Creating Models for De-dispersed Data

Users will typically want to fit models of dynamic spectra against data that are already de-dispersed. The SpectrumModeler can be used as shown above, but with one caveat: the dm parameter is treated as a "DM offset" for de-dispersed spectra, instead of the "full" DM whose values are supplied in the above examples. Once this configuration is done, we can then compute a model spectrum with the compute_mode() method within the SpectrumModeler.

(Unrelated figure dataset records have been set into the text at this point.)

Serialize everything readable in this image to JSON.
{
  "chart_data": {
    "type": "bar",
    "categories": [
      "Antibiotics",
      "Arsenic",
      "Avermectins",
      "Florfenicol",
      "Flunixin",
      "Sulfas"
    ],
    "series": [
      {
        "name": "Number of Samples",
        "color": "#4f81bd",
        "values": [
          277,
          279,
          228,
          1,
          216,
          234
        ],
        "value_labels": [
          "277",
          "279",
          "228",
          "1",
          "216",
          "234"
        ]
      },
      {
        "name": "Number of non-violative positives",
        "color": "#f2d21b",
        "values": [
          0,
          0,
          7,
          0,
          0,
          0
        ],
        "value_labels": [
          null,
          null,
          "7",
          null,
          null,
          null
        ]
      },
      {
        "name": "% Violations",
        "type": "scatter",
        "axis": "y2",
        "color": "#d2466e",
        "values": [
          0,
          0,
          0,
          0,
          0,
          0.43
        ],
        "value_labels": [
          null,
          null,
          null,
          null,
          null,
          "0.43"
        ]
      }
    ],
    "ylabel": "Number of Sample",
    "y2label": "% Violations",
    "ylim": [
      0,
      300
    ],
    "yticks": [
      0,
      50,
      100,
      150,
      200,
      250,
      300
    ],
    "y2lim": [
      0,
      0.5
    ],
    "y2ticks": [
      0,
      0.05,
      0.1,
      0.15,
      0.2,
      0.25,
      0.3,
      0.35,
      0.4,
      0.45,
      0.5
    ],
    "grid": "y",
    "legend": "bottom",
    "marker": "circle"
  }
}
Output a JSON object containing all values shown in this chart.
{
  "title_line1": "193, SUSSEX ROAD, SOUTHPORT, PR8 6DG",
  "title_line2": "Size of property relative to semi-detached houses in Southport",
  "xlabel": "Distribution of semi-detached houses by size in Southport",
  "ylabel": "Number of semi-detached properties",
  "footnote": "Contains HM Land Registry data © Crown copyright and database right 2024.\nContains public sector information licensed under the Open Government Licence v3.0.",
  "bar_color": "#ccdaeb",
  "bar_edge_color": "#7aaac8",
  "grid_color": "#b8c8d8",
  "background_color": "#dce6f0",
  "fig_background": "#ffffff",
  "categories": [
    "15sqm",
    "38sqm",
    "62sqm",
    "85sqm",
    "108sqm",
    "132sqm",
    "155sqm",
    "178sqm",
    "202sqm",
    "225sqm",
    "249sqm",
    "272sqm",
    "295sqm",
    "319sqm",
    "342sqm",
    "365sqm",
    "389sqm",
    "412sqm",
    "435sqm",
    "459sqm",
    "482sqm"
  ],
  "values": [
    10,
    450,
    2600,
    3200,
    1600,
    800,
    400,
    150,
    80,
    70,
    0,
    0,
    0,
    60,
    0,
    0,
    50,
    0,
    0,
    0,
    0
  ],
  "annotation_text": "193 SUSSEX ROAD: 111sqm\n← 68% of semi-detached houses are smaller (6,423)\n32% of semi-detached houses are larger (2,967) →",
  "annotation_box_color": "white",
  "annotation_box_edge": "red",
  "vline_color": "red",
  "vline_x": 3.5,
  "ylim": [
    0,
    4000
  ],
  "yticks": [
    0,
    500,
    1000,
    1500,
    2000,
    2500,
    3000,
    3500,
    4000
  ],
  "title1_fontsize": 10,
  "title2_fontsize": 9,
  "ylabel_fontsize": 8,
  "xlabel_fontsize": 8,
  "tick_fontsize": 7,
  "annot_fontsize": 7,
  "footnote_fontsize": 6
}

The following code with use the latest example above and perform the adjustment needed for generating a de-dispersed dynamic spectum:

# indicate whether the spectrum is de-dispersed or not.
is_dedispersed = True

# define dictiomary containing parameter values.
burst_parameters = {                                                     
    "amplitude"            : [0., 0., 0.], 
    "arrival_time"         : [0.03, 0.04, 0.05],
    "burst_width"          : [0.001, 0.003, 0.0005],
    "dm"                   : [349.5, 349.5, 349.5], 
    "dm_index"             : [-2., -2., -2.],
    "ref_freq"             : [1400., 1400., 1400.],
    "scattering_index"     : [-4., -4., -4.],
    "scattering_timescale" : [0., 0., 0.],
    "spectral_index"       : [10., 0., -10.],
    "spectral_running"     : [-100., -100., -100.],
}

# adjust DM value to zero offset, if necessary.
num_components = len(burst_parameters["dm"])

if is_dedispersed:
    burst_parameters["dm"] = [0.] * num_components

# now instantiate the SpectrumModeler for a three-component model.
model = SpectrumModeler(freqs, times, num_components = num_components)

# grab the model spectrum.
spectrum_model = model.compute_model()

The above call with return a NumPy ndarray with shape (num_freq, num_time).

Creating Models for Dispersed Data

In rare or simulation cases, it may be desired to create a dispersed dynamic spectrum. This spectrum can be generated using the latest example above, but instead setting is_dedispersed = False.